Journal spécial des sociétés : Pourquoi avez-vous retenu le thème du droit de la famille ?
Jean Gasté : Nous nous apercevons qu’aujourd’hui, pour avoir une société apaisée, il faut que les familles elles-mêmes le soient. La première façon d’apprendre à vivre ensemble, avant d’avoir une confrontation avec les tiers et donc la société, c’est au sein de son entourage familial. Les études indiquent que 95 % des Français sont attachés à leur famille. C’est considérable ! La période du confinement leur a fait prendre conscience que la famille était une valeur et non une contrainte.
À l’inverse de ce que disait André Gide – « Famille, je vous hais ! » – on peut justement indiquer qu’elle est un lieu d’épanouissement et non de carcan. Malgré tout, les Français sont parfois déboussolés sur les questions de droit de la famille, et c’est pourquoi notre rôle d’accompagnement est primordial.
JSS : Dans vos prises de parole, en amont du congrès, vous décrivez une notion de famille qui reste universelle mais dont les configurations ont changé avec le temps. Comment le notaire s’adapte-t-il à ces changements ?
J. G. : Il est vrai qu’il y a 30 ans, lorsque j’ai commencé dans la profession, il n’y avait qu’une seule façon de créer une famille : c’était d’être marié. Aujourd’hui, en France, 60 % des naissances ont lieu hors mariage, de parents qui sont parfois pacsés ou simplement concubins. Forcément, nous devons nous adapter. Le droit de la famille est passionnant car il suit l’évolution des sociétés et c’est peut-être ce qui le rend plus difficile pour nous, notaires.
Chacun est libre d’organiser sa façon de vivre comme il l’entend, mais à côté de ça, il y a des règles obligatoires de vie commune. Même si les fondamentaux de la famille changent, comme le mariage qui n’est plus nécessairement pour la vie, les Français veulent connaître les règles de fonctionnement pour éviter des tensions. Notre rôle est de leur expliquer leurs droits et leurs obligations qui ne sont pas inscrites partout. On les présume souvent, mais lorsque l’on expose la réalité des textes à nos clients, parfois, ils découvrent des choses.

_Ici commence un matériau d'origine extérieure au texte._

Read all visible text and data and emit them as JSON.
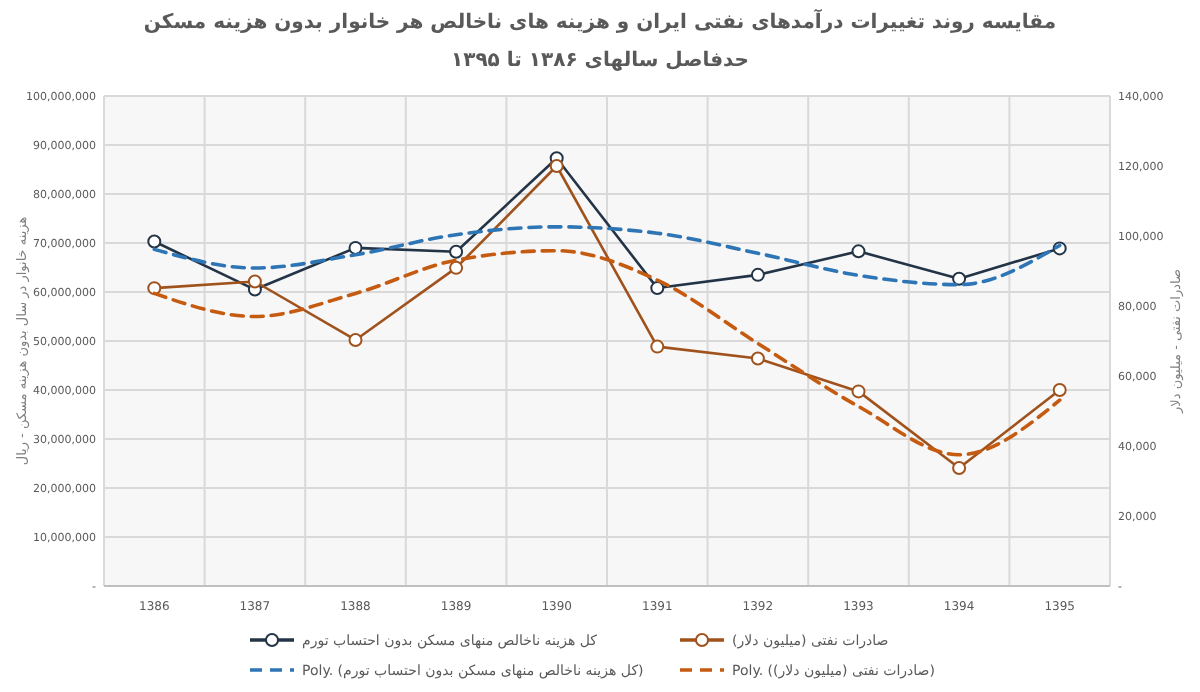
{
  "chart_data": {
    "type": "line",
    "title": "مقایسه روند تغییرات درآمدهای نفتی ایران و هزینه های ناخالص هر خانوار بدون هزینه مسکن",
    "subtitle": "حدفاصل سالهای ۱۳۸۶ تا ۱۳۹۵",
    "ylabel": "هزینه خانوار در سال بدون هزینه مسکن - ریال",
    "y2label": "صادرات نفتی - میلیون دلار",
    "categories": [
      "1386",
      "1387",
      "1388",
      "1389",
      "1390",
      "1391",
      "1392",
      "1393",
      "1394",
      "1395"
    ],
    "ylim": [
      0,
      100000000
    ],
    "yticks": [
      {
        "value": 0,
        "label": "-"
      },
      {
        "value": 10000000,
        "label": "10,000,000"
      },
      {
        "value": 20000000,
        "label": "20,000,000"
      },
      {
        "value": 30000000,
        "label": "30,000,000"
      },
      {
        "value": 40000000,
        "label": "40,000,000"
      },
      {
        "value": 50000000,
        "label": "50,000,000"
      },
      {
        "value": 60000000,
        "label": "60,000,000"
      },
      {
        "value": 70000000,
        "label": "70,000,000"
      },
      {
        "value": 80000000,
        "label": "80,000,000"
      },
      {
        "value": 90000000,
        "label": "90,000,000"
      },
      {
        "value": 100000000,
        "label": "100,000,000"
      }
    ],
    "y2lim": [
      0,
      140000
    ],
    "y2ticks": [
      {
        "value": 0,
        "label": "-"
      },
      {
        "value": 20000,
        "label": "20,000"
      },
      {
        "value": 40000,
        "label": "40,000"
      },
      {
        "value": 60000,
        "label": "60,000"
      },
      {
        "value": 80000,
        "label": "80,000"
      },
      {
        "value": 100000,
        "label": "100,000"
      },
      {
        "value": 120000,
        "label": "120,000"
      },
      {
        "value": 140000,
        "label": "140,000"
      }
    ],
    "grid": true,
    "legend": "bottom",
    "series": [
      {
        "name": "کل هزینه ناخالص منهای مسکن بدون احتساب تورم",
        "color": "#243447",
        "marker": "circle",
        "line_style": "solid",
        "values": [
          70300000,
          60500000,
          69000000,
          68200000,
          87300000,
          60800000,
          63500000,
          68300000,
          62700000,
          68900000
        ]
      },
      {
        "name": "صادرات نفتی (میلیون دلار)",
        "color": "#a0521d",
        "marker": "circle",
        "line_style": "solid",
        "axis": "y2",
        "values": [
          85100,
          87000,
          70300,
          90900,
          120000,
          68400,
          65000,
          55600,
          33700,
          56000
        ]
      },
      {
        "name": "Poly. (کل هزینه ناخالص منهای مسکن بدون احتساب تورم)",
        "color": "#2e75b6",
        "marker": "none",
        "line_style": "dashed",
        "values": [
          68700000,
          64900000,
          67600000,
          71700000,
          73300000,
          72000000,
          67900000,
          63400000,
          61500000,
          69500000
        ]
      },
      {
        "name": "Poly. (صادرات نفتی (میلیون دلار))",
        "color": "#c55a11",
        "marker": "none",
        "line_style": "dashed",
        "axis": "y2",
        "values": [
          83600,
          77000,
          83600,
          93100,
          95800,
          87400,
          69300,
          51300,
          37500,
          53100
        ]
      }
    ]
  }
}
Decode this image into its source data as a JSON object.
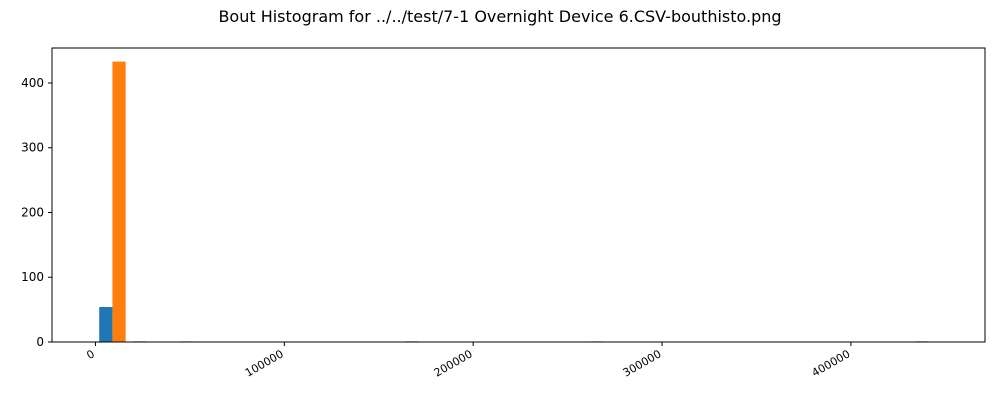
{
  "chart_data": {
    "type": "bar",
    "title": "Bout Histogram for ../../test/7-1 Overnight Device 6.CSV-bouthisto.png",
    "xlabel": "",
    "ylabel": "",
    "xlim": [
      -23000,
      471000
    ],
    "ylim": [
      0,
      454
    ],
    "xticks": [
      0,
      100000,
      200000,
      300000,
      400000
    ],
    "xtick_labels": [
      "0",
      "100000",
      "200000",
      "300000",
      "400000"
    ],
    "yticks": [
      0,
      100,
      200,
      300,
      400
    ],
    "ytick_labels": [
      "0",
      "100",
      "200",
      "300",
      "400"
    ],
    "grid": false,
    "legend": "none",
    "bin_width": 7000,
    "series": [
      {
        "color": "#1f77b4",
        "bars": [
          {
            "x": 5500,
            "value": 54
          },
          {
            "x": 23500,
            "value": 1
          },
          {
            "x": 167500,
            "value": 1
          },
          {
            "x": 437500,
            "value": 1
          }
        ]
      },
      {
        "color": "#ff7f0e",
        "bars": [
          {
            "x": 12500,
            "value": 433
          },
          {
            "x": 48500,
            "value": 1
          },
          {
            "x": 265500,
            "value": 1
          }
        ]
      }
    ]
  }
}
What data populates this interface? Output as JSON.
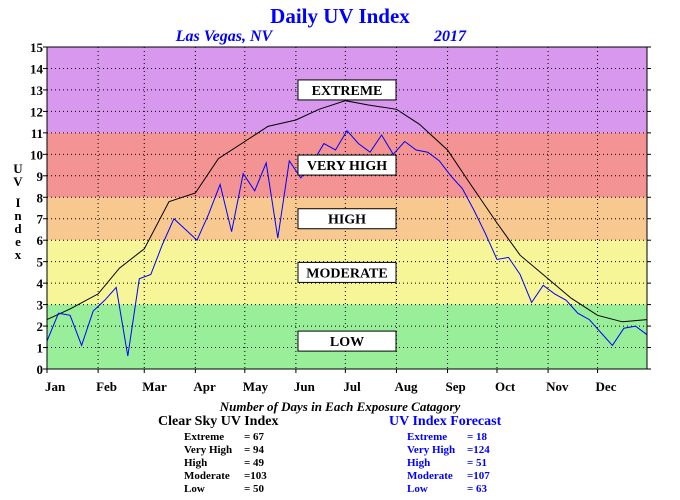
{
  "title": "Daily UV Index",
  "location": "Las Vegas, NV",
  "year": "2017",
  "colors": {
    "clear_sky_line": "#000000",
    "forecast_line": "#0000ff",
    "title": "#0000ff",
    "band_low": "#99ee99",
    "band_moderate": "#f6f699",
    "band_high": "#f8c891",
    "band_very_high": "#f39393",
    "band_extreme": "#d898ee"
  },
  "footer": {
    "caption": "Number of Days in Each Exposure Catagory",
    "clear_sky": {
      "heading": "Clear Sky UV Index",
      "rows": [
        {
          "label": "Extreme",
          "value": "= 67"
        },
        {
          "label": "Very High",
          "value": "= 94"
        },
        {
          "label": "High",
          "value": "= 49"
        },
        {
          "label": "Moderate",
          "value": "=103"
        },
        {
          "label": "Low",
          "value": "= 50"
        }
      ]
    },
    "forecast": {
      "heading": "UV Index Forecast",
      "rows": [
        {
          "label": "Extreme",
          "value": "= 18"
        },
        {
          "label": "Very High",
          "value": "=124"
        },
        {
          "label": "High",
          "value": "= 51"
        },
        {
          "label": "Moderate",
          "value": "=107"
        },
        {
          "label": "Low",
          "value": "= 63"
        }
      ]
    }
  },
  "chart_data": {
    "type": "line",
    "title": "Daily UV Index",
    "subtitle": "Las Vegas, NV 2017",
    "ylabel": "UV Index",
    "xlabel": "",
    "ylim": [
      0,
      15
    ],
    "xlim": [
      1,
      365
    ],
    "y_ticks": [
      0,
      1,
      2,
      3,
      4,
      5,
      6,
      7,
      8,
      9,
      10,
      11,
      12,
      13,
      14,
      15
    ],
    "x_tick_labels": [
      "Jan",
      "Feb",
      "Mar",
      "Apr",
      "May",
      "Jun",
      "Jul",
      "Aug",
      "Sep",
      "Oct",
      "Nov",
      "Dec"
    ],
    "grid": true,
    "bands": [
      {
        "label": "LOW",
        "from": 0,
        "to": 3
      },
      {
        "label": "MODERATE",
        "from": 3,
        "to": 6
      },
      {
        "label": "HIGH",
        "from": 6,
        "to": 8
      },
      {
        "label": "VERY HIGH",
        "from": 8,
        "to": 11
      },
      {
        "label": "EXTREME",
        "from": 11,
        "to": 15
      }
    ],
    "series": [
      {
        "name": "Clear Sky UV Index",
        "x": [
          1,
          15,
          32,
          45,
          60,
          75,
          91,
          105,
          121,
          135,
          152,
          166,
          182,
          196,
          213,
          227,
          244,
          258,
          274,
          288,
          305,
          319,
          335,
          350,
          365
        ],
        "values": [
          2.3,
          2.8,
          3.5,
          4.7,
          5.6,
          7.8,
          8.2,
          9.8,
          10.6,
          11.3,
          11.6,
          12.1,
          12.5,
          12.3,
          12.1,
          11.4,
          10.2,
          8.6,
          6.8,
          5.3,
          4.2,
          3.3,
          2.5,
          2.2,
          2.3
        ]
      },
      {
        "name": "UV Index Forecast",
        "x": [
          1,
          8,
          15,
          22,
          29,
          36,
          43,
          50,
          57,
          64,
          71,
          78,
          85,
          92,
          99,
          106,
          113,
          120,
          127,
          134,
          141,
          148,
          155,
          162,
          169,
          176,
          183,
          190,
          197,
          204,
          211,
          218,
          225,
          232,
          239,
          246,
          253,
          260,
          267,
          274,
          281,
          288,
          295,
          302,
          309,
          316,
          323,
          330,
          337,
          344,
          351,
          358,
          365
        ],
        "values": [
          1.3,
          2.6,
          2.5,
          1.1,
          2.7,
          3.2,
          3.8,
          0.6,
          4.2,
          4.4,
          5.8,
          7.0,
          6.5,
          6.0,
          7.2,
          8.6,
          6.4,
          9.1,
          8.3,
          9.6,
          6.1,
          9.7,
          8.9,
          9.6,
          10.5,
          10.2,
          11.1,
          10.5,
          10.1,
          10.9,
          10.0,
          10.6,
          10.2,
          10.1,
          9.7,
          9.0,
          8.4,
          7.4,
          6.3,
          5.1,
          5.2,
          4.4,
          3.1,
          3.9,
          3.5,
          3.2,
          2.6,
          2.3,
          1.7,
          1.1,
          1.9,
          2.0,
          1.6
        ]
      }
    ]
  }
}
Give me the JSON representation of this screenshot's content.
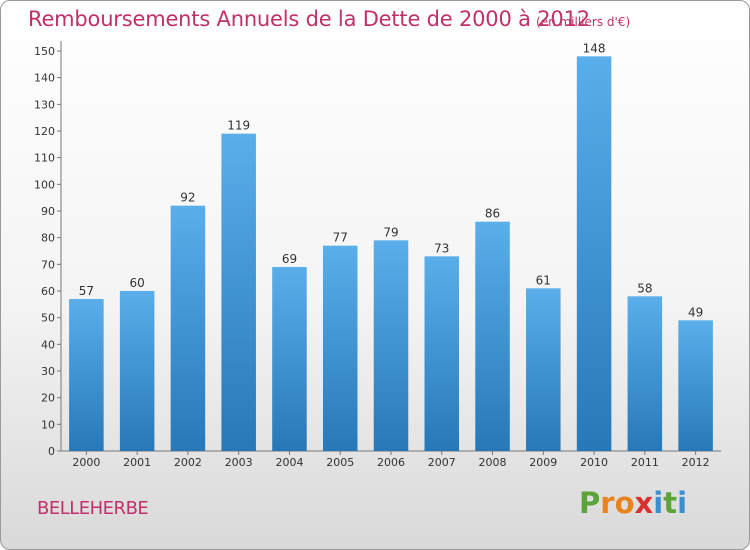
{
  "header": {
    "title": "Remboursements Annuels de la Dette de 2000 à 2012",
    "unit": "(en milliers d'€)"
  },
  "footer": {
    "town": "BELLEHERBE",
    "logo": [
      "P",
      "r",
      "o",
      "x",
      "i",
      "t",
      "i"
    ]
  },
  "colors": {
    "title": "#c0306a",
    "bar_top": "#5aaeea",
    "bar_bottom": "#2778b8",
    "logo_letters": [
      "#5aa43a",
      "#e8831f",
      "#e8831f",
      "#d8302f",
      "#3a8fd0",
      "#5aa43a",
      "#3a8fd0"
    ]
  },
  "chart_data": {
    "type": "bar",
    "title": "Remboursements Annuels de la Dette de 2000 à 2012",
    "categories": [
      "2000",
      "2001",
      "2002",
      "2003",
      "2004",
      "2005",
      "2006",
      "2007",
      "2008",
      "2009",
      "2010",
      "2011",
      "2012"
    ],
    "values": [
      57,
      60,
      92,
      119,
      69,
      77,
      79,
      73,
      86,
      61,
      148,
      58,
      49
    ],
    "yticks": [
      0,
      10,
      20,
      30,
      40,
      50,
      60,
      70,
      80,
      90,
      100,
      110,
      120,
      130,
      140,
      150
    ],
    "ylim": [
      0,
      150
    ],
    "grid": false,
    "legend": "none"
  }
}
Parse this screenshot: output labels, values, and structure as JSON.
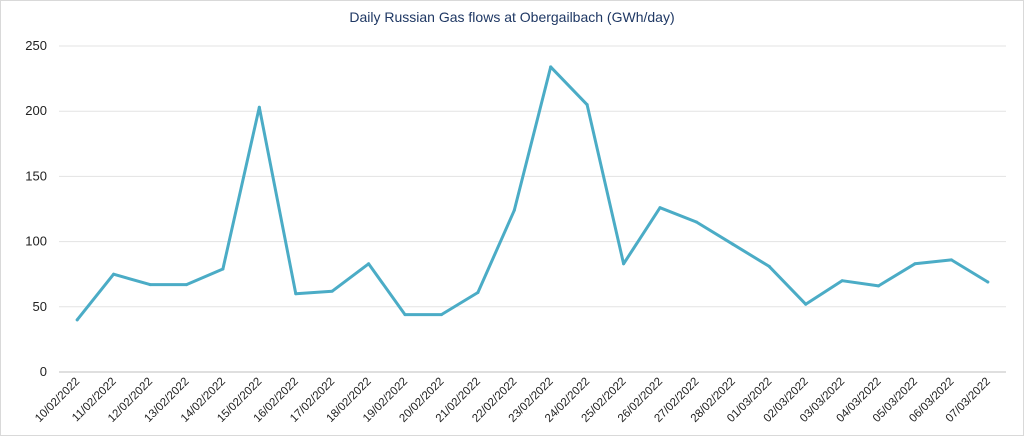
{
  "chart_data": {
    "type": "line",
    "title": "Daily Russian Gas flows at Obergailbach (GWh/day)",
    "xlabel": "",
    "ylabel": "",
    "ylim": [
      0,
      250
    ],
    "yticks": [
      0,
      50,
      100,
      150,
      200,
      250
    ],
    "grid": true,
    "line_color": "#4bacc6",
    "categories": [
      "10/02/2022",
      "11/02/2022",
      "12/02/2022",
      "13/02/2022",
      "14/02/2022",
      "15/02/2022",
      "16/02/2022",
      "17/02/2022",
      "18/02/2022",
      "19/02/2022",
      "20/02/2022",
      "21/02/2022",
      "22/02/2022",
      "23/02/2022",
      "24/02/2022",
      "25/02/2022",
      "26/02/2022",
      "27/02/2022",
      "28/02/2022",
      "01/03/2022",
      "02/03/2022",
      "03/03/2022",
      "04/03/2022",
      "05/03/2022",
      "06/03/2022",
      "07/03/2022"
    ],
    "values": [
      40,
      75,
      67,
      67,
      79,
      203,
      60,
      62,
      83,
      44,
      44,
      61,
      124,
      234,
      205,
      83,
      126,
      115,
      98,
      81,
      52,
      70,
      66,
      83,
      86,
      69
    ]
  }
}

JSS : Diriez-vous que les évolutions de la société ont complexifié votre profession ?
J. G. : Oui, car nous n’allons pas donner les mêmes conseils à un jeune couple pacsé qu’à un couple remarié, par exemple. Dans cette deuxième situation, il faut parfois éviter d’alimenter les tensions entre beaux-enfants et beaux-parents, donc on va préconiser une union ou un testament spécifique. S’ils constituent une société entre eux, par exemple, on va essayer de relever les points qui pourraient créer des tensions à l’avenir. Nous avions moins ce travail d’anticipation auparavant.
JSS : Le thème exact du congrès est « Famille et créativité notariale ». Qu’entendez-vous par la notion de « créativité » ?
J. G. : C’est la capacité à aller chercher dans nos droits les outils adéquats pour accompagner et répondre aux besoins des familles, qui sont les tribus d’aujourd’hui. Pour être créatif, il faut avoir l’ouverture d’esprit suffisante pour écouter.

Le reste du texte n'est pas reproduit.